An Ehrlich spokeswoman said the governor has refused to debate Mr. O’Malley after this week because he wants to focus on campaigning.

Mr. Ehrlich and Mr. O’Malley have engaged in two debates, neither of which was televised.

The O’Malley and Ehrlich campaigns disagree about which debates the candidates have said they would attend. Negotiations are continuing among the candidates and WJZ-TV (Channel 13) in Baltimore.

Ehrlich spokeswoman Shareese N. DeLeaver said that the O’Malley campaign wants the WJZ-TV debate to be a “more stylized” forum but that the station’s terms are in line with Mr. Ehrlich’s preference for a “more folksy” exchange.

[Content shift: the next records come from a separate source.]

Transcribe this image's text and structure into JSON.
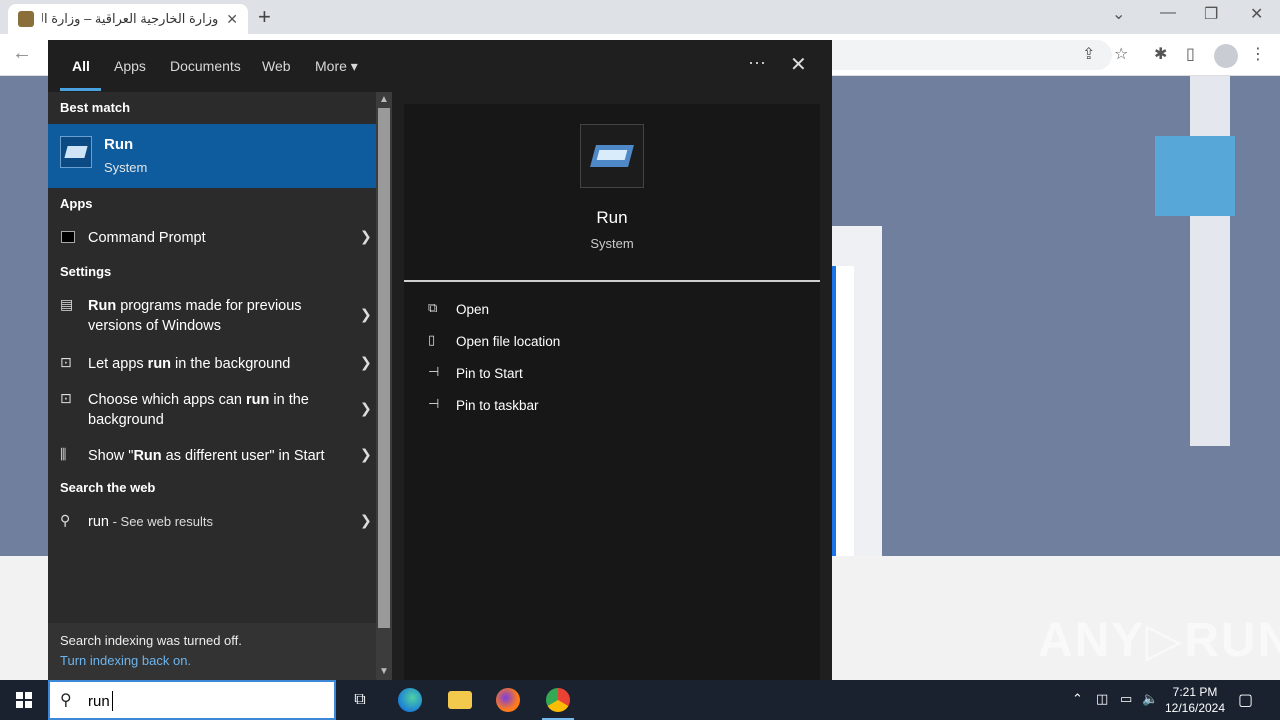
{
  "browser": {
    "tab_title": "وزارة الخارجية العراقية – وزارة الخارجية",
    "tab_close": "✕",
    "new_tab": "+"
  },
  "search": {
    "tabs": [
      "All",
      "Apps",
      "Documents",
      "Web",
      "More"
    ],
    "more_caret": "▾",
    "more_dots": "···",
    "close": "✕",
    "best_match_header": "Best match",
    "best_match": {
      "name": "Run",
      "sub": "System"
    },
    "apps_header": "Apps",
    "apps": [
      {
        "label": "Command Prompt"
      }
    ],
    "settings_header": "Settings",
    "settings": [
      {
        "pre": "",
        "bold": "Run",
        "post": " programs made for previous versions of Windows"
      },
      {
        "pre": "Let apps ",
        "bold": "run",
        "post": " in the background"
      },
      {
        "pre": "Choose which apps can ",
        "bold": "run",
        "post": " in the background"
      },
      {
        "pre": "Show \"",
        "bold": "Run",
        "post": " as different user\" in Start"
      }
    ],
    "web_header": "Search the web",
    "web": {
      "query": "run",
      "suffix": " - See web results"
    },
    "indexing_line1": "Search indexing was turned off.",
    "indexing_line2": "Turn indexing back on.",
    "detail": {
      "name": "Run",
      "sub": "System",
      "actions": [
        "Open",
        "Open file location",
        "Pin to Start",
        "Pin to taskbar"
      ]
    }
  },
  "taskbar": {
    "search_text": "run",
    "time": "7:21 PM",
    "date": "12/16/2024"
  },
  "watermark": "ANY▷RUN",
  "colors": {
    "accent": "#0e5c9e",
    "link": "#6cb4ee",
    "taskbar": "#1a2230"
  }
}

Mr. Ehrlich yesterday said that Mr. O’Malley’s attempts to link him to the Bush administration have failed. He added that he relishes a comparison of his record as governor with Mr. O’Malley’s record as mayor of Baltimore, which continues to suffer from crime problems and poor-performing schools.

“He has to defend the indefensible,” he said of Mr. O’Malley. “He had seven years to produce, and he has not produced to the extent he could have or should have and that has really helped us in this election.”

The governor also said Republicans expect to pick up a couple of seats in the state Senate.

Meanwhile, political analysts say that Democrats are poised to make net gains in the 36 gubernatorial races on the November ballot as well as potentially win control of the U.S. House and Senate.

Democrats seem almost certain to take the governor’s office from Republicans in New York and have a good chance to do so in Ohio.

• Ralph Z. Hallow contributed to this report.